What you described is comb filtering. Quoting Dr. Toole:
Comb filtering is often mentioned in the context of these side wall reflections. It is indeed true that one measures what looks like a comb filter. However, two ears and a brain process sounds in a manner that distinguishes between sounds based on the angle of incidence, a microphone does not. When the direct and reflected sounds arrive from different directions, the perception is normally of a small spatial effect not destructive timbral distortion. Figure 7.3 (p. 164) and the associated discussion are relevant.

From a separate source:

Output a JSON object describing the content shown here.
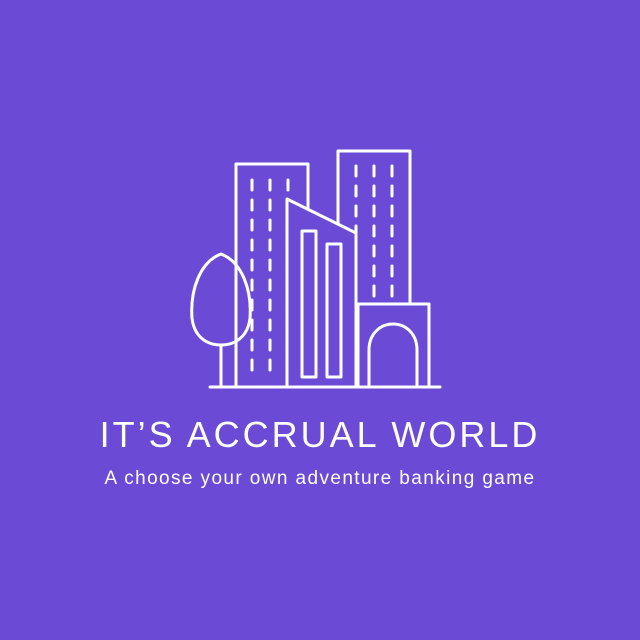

An interesting fact is that when we are moving we can hear things that we don’t when we are stationary. I have witnessed an acoustical consultant playing pink noise and demonstrating that acoustical interference, which was called “phasiness,” was audible when swaying the head from side to side. However, the same phenomenon that was audible in the dynamic situation with pink noise, a highly revealing signal, becomes inaudible if a listener simply walks in, sits down, and listens to music or movies. Such reflections, and there are many of them, fall into the context of “room sound,” which human listeners are known to readily adapt to. To a very substantial extent, we are able to “listen through” rooms. It is what happens in live, unamplified music performances, and everyday conversation. In terms of speech intelligibility, most small room early reflections are desirable (pp. 200–201).